Andrew Prokop is a senior politics correspondent at Vox, covering the White House, elections, and political scandals and investigations. He’s worked at Vox since the site’s launch in 2014, and before that, he worked as a research assistant at the New Yorker’s Washington, DC, bureau.

The overall trend is clear — by many different metrics, Congress is getting worse. But the end of the year has brought a bit of a surprise, via a new analysis from Drew DeSilver of the Pew Research Center. Overall, this Congress has enacted slightly more laws overall than the Congress of 2011-2012.

Pew Congress bills total

Of course, not all laws are created equal — some new laws merely name post offices or courthouses. So Pew used what DeSilver calls "deliberately generous" criteria to separate out the least substantive ones. They counted "anything besides building renamings, commemorative-coin issuances and other purely ceremonial laws" as a "substantive" law, and found that this Congress narrowly edged the previous one in these too.

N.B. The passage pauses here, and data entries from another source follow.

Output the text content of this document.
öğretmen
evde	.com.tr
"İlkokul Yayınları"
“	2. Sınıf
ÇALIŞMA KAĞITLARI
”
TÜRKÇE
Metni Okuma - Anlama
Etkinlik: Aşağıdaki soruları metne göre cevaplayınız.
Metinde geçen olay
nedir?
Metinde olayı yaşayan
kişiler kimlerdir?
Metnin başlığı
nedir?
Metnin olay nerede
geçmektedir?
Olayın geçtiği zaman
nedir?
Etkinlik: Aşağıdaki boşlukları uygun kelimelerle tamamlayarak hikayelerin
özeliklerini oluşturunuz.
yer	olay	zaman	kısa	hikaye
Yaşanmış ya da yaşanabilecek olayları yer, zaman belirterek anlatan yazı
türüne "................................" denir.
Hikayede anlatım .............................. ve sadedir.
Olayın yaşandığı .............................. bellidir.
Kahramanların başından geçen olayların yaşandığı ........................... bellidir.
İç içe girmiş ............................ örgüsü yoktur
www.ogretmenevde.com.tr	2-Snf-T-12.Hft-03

An overall downward trend in both overall and substantive laws that are enacted is clear from this chart. But the years in which the House and Senate are controlled by different parties — most of 2001-2002, and 2011-2014 — were particularly unproductive. So it's possible that the newly-GOP-controlled Senate will be able to pass more laws, though of course, that depends on how many they can get President Obama to sign.